The heroin, that trickster, had made her feel actual love and then ripped it away

black wave coverBlack Wave
by Michelle Tea

This is an apocalyptic feminist novel about queer culture in 1990s California. It is strange and dark and brilliant. Perhaps it’s because it gets very meta, which I tend to enjoy.

Michelle Tea has novelised a period in her own life, when her life in San Francisco sunk to such a bad place that she felt her only way out was to move to LA. But that move doesn’t happen until halfway through the book, so the first half depicts her falling apart. It’s not a pretty story but Tea’s prose is funny enough that it manages to avoid being depressing.

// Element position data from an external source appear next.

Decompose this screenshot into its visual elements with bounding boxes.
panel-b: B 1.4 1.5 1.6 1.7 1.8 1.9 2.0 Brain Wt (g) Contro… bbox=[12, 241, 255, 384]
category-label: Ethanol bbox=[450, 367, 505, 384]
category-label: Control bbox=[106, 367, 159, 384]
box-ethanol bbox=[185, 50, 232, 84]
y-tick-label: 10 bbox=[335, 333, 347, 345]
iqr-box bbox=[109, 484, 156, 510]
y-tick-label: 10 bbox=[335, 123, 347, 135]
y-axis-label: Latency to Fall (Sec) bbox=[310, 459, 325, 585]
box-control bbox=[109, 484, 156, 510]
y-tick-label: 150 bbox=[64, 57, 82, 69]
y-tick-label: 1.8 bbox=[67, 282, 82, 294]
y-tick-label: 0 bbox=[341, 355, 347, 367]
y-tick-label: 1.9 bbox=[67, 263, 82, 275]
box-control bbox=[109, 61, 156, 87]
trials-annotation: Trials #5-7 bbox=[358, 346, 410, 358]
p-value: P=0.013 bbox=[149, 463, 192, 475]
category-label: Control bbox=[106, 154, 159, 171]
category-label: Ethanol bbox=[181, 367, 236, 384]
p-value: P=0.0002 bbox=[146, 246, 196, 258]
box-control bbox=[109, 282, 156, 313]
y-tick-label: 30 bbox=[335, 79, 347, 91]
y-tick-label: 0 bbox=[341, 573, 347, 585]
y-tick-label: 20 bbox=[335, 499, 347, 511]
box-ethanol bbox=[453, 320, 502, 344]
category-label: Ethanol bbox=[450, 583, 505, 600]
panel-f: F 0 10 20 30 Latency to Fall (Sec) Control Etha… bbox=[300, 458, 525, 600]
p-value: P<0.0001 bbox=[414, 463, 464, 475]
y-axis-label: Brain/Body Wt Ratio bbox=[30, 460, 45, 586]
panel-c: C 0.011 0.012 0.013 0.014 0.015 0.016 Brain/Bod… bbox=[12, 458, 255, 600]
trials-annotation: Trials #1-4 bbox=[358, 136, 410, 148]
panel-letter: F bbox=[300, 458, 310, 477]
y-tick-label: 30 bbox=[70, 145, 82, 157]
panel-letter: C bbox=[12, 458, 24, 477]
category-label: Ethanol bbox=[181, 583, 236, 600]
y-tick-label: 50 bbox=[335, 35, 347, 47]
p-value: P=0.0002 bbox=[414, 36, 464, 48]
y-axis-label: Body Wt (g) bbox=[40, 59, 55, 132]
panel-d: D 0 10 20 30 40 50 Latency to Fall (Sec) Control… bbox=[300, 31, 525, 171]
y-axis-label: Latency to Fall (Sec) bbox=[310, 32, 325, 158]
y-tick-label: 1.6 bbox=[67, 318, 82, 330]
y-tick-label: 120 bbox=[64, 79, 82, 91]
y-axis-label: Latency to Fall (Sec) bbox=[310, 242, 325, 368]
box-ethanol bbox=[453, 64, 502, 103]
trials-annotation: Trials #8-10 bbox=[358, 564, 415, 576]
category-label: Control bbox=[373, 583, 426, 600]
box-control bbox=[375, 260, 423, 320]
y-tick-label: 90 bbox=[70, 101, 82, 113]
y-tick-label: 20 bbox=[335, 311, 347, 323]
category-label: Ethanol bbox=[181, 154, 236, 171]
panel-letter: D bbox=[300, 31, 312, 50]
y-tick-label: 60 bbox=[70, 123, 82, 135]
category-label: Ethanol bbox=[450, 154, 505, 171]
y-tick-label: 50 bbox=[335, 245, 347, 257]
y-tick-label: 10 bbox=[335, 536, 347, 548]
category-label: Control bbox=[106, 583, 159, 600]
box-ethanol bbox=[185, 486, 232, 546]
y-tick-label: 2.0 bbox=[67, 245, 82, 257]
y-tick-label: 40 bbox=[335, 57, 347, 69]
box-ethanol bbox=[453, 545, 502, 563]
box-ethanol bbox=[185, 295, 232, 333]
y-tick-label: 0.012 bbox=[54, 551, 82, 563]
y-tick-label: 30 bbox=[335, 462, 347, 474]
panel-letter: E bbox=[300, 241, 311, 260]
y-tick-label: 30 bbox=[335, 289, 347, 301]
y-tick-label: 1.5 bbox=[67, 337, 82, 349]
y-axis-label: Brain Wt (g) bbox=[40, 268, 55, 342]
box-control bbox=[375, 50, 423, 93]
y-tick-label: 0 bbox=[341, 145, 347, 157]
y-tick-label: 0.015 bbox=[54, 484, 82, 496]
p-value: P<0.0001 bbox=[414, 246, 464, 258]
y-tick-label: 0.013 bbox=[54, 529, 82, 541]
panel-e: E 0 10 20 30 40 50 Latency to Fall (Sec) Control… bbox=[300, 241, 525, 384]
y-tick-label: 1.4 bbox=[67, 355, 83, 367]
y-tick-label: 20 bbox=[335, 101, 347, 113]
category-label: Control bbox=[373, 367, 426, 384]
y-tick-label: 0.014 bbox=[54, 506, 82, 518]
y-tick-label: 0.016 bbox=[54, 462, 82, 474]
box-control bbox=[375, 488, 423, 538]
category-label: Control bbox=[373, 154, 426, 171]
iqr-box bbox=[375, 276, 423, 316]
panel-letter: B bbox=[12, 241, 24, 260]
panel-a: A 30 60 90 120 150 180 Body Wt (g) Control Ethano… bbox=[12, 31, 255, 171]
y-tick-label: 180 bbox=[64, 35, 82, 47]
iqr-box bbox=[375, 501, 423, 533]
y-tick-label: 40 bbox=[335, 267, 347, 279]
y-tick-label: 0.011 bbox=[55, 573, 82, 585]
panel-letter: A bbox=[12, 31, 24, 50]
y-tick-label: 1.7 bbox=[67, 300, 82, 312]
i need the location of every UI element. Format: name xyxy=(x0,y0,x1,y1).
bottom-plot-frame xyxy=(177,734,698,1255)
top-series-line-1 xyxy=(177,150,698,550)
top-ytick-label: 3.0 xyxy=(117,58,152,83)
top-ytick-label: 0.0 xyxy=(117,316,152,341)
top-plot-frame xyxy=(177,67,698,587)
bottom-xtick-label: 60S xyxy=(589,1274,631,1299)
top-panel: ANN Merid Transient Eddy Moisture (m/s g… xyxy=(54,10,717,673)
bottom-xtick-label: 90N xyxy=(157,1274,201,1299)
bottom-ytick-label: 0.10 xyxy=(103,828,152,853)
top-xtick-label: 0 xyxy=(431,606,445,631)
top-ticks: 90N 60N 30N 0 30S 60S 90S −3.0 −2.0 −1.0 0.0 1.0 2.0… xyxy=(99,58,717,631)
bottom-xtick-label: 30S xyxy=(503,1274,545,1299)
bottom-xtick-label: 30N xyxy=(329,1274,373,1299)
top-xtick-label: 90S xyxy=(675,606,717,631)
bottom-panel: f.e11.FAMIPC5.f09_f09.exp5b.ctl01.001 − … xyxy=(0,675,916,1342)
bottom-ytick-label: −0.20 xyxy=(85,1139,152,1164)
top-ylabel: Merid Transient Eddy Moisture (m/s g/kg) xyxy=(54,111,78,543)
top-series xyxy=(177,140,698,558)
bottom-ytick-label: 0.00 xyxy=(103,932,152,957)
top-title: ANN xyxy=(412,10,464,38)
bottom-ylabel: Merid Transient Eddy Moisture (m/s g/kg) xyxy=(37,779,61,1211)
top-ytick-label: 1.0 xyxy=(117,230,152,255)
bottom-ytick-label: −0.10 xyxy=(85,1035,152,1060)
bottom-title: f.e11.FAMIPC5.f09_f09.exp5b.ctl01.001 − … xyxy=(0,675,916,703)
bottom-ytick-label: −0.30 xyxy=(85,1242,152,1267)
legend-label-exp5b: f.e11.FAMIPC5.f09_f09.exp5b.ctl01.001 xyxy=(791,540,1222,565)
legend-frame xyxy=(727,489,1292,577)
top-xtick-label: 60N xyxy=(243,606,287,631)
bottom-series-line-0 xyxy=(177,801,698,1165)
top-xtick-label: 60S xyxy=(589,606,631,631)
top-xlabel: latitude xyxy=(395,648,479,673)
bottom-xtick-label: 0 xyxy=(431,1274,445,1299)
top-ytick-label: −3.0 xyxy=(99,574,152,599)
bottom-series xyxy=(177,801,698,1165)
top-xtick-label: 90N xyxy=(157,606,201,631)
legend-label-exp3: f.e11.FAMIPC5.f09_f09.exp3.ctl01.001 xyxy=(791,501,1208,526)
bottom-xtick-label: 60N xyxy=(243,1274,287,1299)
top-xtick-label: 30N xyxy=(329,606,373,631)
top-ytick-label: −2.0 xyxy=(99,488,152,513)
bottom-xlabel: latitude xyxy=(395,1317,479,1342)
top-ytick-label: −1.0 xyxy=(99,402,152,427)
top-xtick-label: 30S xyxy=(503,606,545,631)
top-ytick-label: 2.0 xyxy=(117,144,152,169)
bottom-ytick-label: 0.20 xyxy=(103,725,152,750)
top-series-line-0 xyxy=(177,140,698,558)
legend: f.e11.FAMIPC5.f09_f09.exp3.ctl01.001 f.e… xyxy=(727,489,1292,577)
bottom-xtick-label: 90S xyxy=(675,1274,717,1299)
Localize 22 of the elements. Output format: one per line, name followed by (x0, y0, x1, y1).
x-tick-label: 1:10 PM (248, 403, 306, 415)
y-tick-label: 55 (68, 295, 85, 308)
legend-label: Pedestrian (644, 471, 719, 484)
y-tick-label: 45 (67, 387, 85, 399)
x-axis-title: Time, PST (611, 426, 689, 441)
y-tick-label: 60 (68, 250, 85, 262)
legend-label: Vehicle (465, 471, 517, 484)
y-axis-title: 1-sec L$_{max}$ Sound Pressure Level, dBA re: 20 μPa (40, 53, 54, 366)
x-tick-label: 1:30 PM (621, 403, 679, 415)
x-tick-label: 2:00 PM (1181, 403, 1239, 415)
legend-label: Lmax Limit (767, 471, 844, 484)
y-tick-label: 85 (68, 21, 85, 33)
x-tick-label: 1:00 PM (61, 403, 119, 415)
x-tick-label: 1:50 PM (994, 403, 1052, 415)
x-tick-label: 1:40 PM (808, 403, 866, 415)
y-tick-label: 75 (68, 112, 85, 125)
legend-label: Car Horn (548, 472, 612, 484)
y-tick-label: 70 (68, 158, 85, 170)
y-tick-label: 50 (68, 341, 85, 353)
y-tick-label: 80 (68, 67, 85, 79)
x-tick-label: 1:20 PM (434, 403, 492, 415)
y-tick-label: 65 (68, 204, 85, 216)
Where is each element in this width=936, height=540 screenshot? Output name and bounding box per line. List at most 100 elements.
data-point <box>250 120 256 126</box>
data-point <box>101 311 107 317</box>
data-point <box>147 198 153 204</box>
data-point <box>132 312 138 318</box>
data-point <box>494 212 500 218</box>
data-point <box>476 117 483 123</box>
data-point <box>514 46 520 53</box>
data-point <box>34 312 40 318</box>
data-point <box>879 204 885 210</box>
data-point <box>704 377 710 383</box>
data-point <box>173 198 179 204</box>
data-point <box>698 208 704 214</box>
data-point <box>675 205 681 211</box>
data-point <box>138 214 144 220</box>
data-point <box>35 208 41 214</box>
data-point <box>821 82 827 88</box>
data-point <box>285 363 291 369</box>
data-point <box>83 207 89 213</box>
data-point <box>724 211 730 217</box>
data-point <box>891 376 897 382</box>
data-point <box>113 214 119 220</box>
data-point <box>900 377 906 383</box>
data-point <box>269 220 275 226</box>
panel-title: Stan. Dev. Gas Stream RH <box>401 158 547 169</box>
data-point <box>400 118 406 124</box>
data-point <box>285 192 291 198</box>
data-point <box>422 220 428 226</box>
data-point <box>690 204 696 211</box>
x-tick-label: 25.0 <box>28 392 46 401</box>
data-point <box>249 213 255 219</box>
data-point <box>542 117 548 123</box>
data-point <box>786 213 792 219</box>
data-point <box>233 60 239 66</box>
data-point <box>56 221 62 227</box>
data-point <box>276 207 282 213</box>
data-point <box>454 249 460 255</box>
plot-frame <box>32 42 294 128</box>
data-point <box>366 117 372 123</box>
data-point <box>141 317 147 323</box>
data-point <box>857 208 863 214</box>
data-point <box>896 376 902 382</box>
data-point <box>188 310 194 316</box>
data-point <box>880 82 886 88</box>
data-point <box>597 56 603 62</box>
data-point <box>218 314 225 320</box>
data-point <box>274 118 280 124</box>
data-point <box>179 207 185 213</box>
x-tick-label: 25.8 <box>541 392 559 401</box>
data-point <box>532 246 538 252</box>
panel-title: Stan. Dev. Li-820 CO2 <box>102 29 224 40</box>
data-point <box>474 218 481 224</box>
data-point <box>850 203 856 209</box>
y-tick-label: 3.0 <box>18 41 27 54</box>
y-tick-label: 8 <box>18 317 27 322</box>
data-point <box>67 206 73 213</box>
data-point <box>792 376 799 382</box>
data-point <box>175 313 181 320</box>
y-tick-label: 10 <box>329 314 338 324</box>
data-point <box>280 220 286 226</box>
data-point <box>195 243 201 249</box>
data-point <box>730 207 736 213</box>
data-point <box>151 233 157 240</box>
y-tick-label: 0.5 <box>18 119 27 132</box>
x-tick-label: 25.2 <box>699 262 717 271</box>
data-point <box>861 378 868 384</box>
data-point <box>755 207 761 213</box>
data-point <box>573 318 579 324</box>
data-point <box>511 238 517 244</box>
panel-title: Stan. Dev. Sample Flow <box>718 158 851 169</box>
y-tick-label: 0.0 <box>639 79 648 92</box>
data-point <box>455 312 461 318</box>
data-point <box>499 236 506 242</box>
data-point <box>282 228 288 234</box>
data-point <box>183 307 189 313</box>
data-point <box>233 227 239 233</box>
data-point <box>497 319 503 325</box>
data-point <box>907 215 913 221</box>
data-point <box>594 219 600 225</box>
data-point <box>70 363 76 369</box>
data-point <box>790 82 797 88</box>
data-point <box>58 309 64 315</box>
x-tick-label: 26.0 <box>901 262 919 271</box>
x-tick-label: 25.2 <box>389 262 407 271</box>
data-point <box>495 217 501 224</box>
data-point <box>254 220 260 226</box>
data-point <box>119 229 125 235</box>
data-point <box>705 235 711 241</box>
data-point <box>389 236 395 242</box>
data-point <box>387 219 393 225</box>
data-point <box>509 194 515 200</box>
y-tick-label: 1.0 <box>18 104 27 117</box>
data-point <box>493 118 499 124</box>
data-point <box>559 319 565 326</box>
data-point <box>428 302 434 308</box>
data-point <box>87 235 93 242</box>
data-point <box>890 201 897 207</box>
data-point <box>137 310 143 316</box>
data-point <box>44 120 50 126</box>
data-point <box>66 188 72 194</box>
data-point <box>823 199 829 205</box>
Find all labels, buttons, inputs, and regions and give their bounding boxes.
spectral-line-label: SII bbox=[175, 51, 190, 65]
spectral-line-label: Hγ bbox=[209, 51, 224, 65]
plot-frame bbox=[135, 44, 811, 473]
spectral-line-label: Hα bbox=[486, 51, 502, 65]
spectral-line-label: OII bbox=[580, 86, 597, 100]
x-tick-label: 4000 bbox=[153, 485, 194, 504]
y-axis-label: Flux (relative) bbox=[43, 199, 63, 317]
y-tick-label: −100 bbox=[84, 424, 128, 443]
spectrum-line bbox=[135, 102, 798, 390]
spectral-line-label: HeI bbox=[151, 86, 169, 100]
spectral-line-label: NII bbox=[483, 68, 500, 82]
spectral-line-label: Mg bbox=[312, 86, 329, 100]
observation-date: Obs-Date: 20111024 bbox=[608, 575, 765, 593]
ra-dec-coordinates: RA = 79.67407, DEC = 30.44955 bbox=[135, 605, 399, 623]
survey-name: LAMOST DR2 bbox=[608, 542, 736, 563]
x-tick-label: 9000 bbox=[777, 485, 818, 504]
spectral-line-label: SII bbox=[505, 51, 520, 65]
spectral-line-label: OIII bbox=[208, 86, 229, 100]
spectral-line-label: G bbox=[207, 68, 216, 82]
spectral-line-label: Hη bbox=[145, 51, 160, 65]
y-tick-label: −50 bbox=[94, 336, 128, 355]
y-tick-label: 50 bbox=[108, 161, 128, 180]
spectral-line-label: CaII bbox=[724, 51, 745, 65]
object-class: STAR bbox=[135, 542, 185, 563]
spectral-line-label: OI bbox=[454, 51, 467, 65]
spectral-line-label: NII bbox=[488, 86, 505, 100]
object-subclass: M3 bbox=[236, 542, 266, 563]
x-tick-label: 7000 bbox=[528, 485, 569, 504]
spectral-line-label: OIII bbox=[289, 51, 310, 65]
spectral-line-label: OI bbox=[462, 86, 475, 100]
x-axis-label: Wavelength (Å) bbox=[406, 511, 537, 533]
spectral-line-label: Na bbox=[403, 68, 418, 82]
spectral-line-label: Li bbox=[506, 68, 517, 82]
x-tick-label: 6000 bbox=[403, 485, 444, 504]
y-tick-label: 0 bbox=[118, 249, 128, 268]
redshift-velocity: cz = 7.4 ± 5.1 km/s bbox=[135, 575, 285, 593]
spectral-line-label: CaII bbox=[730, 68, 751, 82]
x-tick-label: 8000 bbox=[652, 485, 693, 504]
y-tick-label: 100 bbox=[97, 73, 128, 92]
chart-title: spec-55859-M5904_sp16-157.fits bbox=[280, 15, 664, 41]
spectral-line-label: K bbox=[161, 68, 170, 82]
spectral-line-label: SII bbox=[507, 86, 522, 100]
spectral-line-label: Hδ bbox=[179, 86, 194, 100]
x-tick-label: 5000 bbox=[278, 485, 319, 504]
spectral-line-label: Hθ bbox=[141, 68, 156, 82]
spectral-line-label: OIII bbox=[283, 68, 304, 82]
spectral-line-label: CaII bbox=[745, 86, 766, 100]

Fictional Michelle’s main (though not only) problem is drugs. In the opening chapter we learn that, since writing a memoir that “glamorised her recreational drug intake”, Michelle has continued to party in San Francisco’s Mission neighbourhood, almost every night moving from alcohol to cocaine to alcohol to cannabis. She has balanced this with a job at a bookstore and a steady girlfriend to whom she is frequently unfaithful. She is at the centre of a subculture that she herself epitomises.

“On the stage the young queer seemed to know she was killing it. Michelle’s heart tore open and wept blood at the humanity of this girl’s experience. To be a butch girl in high school, to be better at masculinity than all the men around you, and to be punished for it! How everyone acts like you’re a freak when really you are the hottest most amazing gorgeous together deep creative creature the school has ever housed and…everyone knows it, and no-one can deal with it – oh, the head fuck of that situation, sitting on the shoulders of a teenager!”

But in 1999 it starts to change, the precarious balancing act begins to topple. Her drug use extends to crack and heroin. Her love life gets messier. Her finances are stretched so thin that one mis-step or piece of bad luck will cause it all to come crashing down.

And so she finds herself having to leave her beloved apartment, populated with alternative young ladies like herself, all hand-picked by Michelle as sympathetic to her lifestyle. She needs a fresh start and her brother is in LA, so it’s as good a place as any to go cold turkey on a failing relationship, drugs and alcohol.

“Everything was stupid. The heroin, that trickster, had made her feel actual love and then ripped it away, leaving her seratonin at low tide, her stomach nauseous, her pallor unattractive…Michelle was embarrassed at how quickly the simplest person could fascinate her. One pretty feature – and really, who doesn’t have at least one pretty feature? – and she was off, a romantic narrative spinning hay to gold, eking out a nobility, a deep sense of profundity out of your average drunk, fuckup, has-been, never-will-be.”

Or is that what happens? Because here the narrative flips between “Michelle Tomasik” (which turns out to be Tea’s actual name) who has moved to LA alone and whose arrival in LA coincides with the start of the apocalypse – yes, the actual end of the world – and another Michelle who is writing a metafiction about her own life, who moved to LA with a girlfriend who doesn’t want to be in this novel. Through a few confusing soul-searching chapters, it appears that when Michelle and her then partner moved to LA it marked the start of a several-years-long decline that is still difficult for Michelle to write about more than a decade later. So she writes about a metaphor for that relationship instead.

The apocalypse as depicted here has actually been seeded in the novel since the start. The sea is too toxic to bathe in, many birds and animals are extinct, the heat most days is unbearable. These clues are hidden at first among Michelle’s antics, her comedic perspective on the queer grunge culture she is part of. But in the second half of the novel the apocalypse comes to the fore. There are some descriptions of mass suicides that are so jaw-dropping, they are almost too shocking to be upsetting (for me – I fully expect these scenes will be super upsetting for some readers).

It is a real skill to turn intense sorrow and self-examination into a fun, often exciting work of fiction. Tea has a chatty style and sarcastic turn of phrase. Even in fictional Michelle’s nastiest and most selfish moments, she’s still an entertaining lead character.

Tea really did write her first fictionalised memoir in the 1990s while living in San Francisco, and has been writing ever since. I am definitely intrigued to check out some of her earlier work.